I felt it and snapped it and there was light. I stood at one end of a living room. He wasn’t in it, but Celia Ambler was.
That first look at her told me she was dead and how she had died. She lay sprawled on the floor, and her eyes were open and staring and her tongue showed.
Ahead of me there were two closed doors. He would be behind one of them, cowering, scared stiff. The only thing I had to worry about was that he would try to escape through the window. I started across the room. When I reached the dead woman, I paused to bend over her, to touch her. The marks of the fingers that had strangled her showed on her tan throat. She
was still a little warm, which meant that it had happened a short time ago.
I straightened up and one of the two doors opened, and he stepped into the room. George Hoge. His pinched face looked like a skeleton’s in which two glowing coals had been put in for eye sockets.
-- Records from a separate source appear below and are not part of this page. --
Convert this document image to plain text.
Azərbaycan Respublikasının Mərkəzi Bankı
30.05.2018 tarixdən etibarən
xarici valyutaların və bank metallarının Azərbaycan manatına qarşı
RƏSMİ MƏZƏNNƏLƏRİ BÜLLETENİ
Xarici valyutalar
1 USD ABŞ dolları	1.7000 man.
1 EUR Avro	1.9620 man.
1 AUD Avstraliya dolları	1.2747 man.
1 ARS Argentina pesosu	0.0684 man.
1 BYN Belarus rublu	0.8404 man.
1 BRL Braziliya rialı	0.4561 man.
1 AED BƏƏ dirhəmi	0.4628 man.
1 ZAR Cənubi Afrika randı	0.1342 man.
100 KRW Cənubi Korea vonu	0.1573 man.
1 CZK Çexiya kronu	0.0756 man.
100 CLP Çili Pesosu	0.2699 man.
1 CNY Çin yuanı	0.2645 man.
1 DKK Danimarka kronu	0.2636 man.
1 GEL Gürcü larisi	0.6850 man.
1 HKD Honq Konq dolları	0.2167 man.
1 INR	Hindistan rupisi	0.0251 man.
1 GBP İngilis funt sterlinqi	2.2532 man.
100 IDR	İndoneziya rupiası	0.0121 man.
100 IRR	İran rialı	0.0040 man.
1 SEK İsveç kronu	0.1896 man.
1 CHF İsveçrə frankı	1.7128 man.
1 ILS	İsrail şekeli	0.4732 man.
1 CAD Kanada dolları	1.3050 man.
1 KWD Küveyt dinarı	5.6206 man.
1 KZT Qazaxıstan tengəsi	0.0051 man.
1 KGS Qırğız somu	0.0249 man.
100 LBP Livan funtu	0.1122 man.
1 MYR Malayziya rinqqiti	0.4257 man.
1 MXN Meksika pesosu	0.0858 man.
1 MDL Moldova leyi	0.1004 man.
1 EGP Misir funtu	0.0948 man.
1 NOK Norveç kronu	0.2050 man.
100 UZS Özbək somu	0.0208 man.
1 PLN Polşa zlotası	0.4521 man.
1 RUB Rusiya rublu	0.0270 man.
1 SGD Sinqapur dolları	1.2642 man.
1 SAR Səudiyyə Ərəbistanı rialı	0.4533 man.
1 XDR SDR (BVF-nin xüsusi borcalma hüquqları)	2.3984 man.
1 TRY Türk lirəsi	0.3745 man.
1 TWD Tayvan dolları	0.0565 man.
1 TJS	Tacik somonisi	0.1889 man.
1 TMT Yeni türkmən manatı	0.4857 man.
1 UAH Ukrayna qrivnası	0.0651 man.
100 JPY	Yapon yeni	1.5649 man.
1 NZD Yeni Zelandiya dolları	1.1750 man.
He had a rifle.
“Don’t make a move for your gun,” he said.
I should have had my gun in my hand. I should have remembered that it was always a mistake to under-estimate anybody, especially a killer.
I glanced at the dead woman. “A knife for her husband and your hands for her,” I said. “A rifle for me. You like variety.”
“I should have killed you in the parking field.”
“Sure,” I said. “Kill and keep killing. But where did it get you? It didn’t get you Celia.”
“No.” Hoge shivered. “How did you guess?”
“Don’t know if I did. Not all of it, anyway. I got the idea you were the one slugged me tonight. If not Burnett, who then? Well, this afternoon Celia Ambler had kissed me on her terrace. Out in the open where anybody could see. You’d left, but maybe you were still hanging around. Spying from around the side of the house. Maybe spying on her, or maybe wanting to hear what a cop would have to say about her husband’s murder.”
“In other words, you knew nothing,” he said.
“Not too much,” I said. “I’d gotten myself on the wrong track all day. Then a little while ago I thought there had to be another track. I’d learned the kind of dame Celia Ambler was. I’d noticed the way you looked at her this afternoon. I’d been slugged right after you’d seen me in the theater. I came here to talk to you about it.” I looked at the dead woman. “And now I know.”
“I’m going to kill you,” Hoge said.
I shrugged. “Your other killings didn’t do you any good. You figured if you knocked off John Ambler you’d have his wife to yourself. She would come up here now and then to this place of yours and have a time with you, but didn’t suspect you were merely one more guy on her string. Right?”
His rifle wavered. “Tonight she told me. We had a fight because I saw her kissing you. Then she told me there had been others. She was laughing at me.”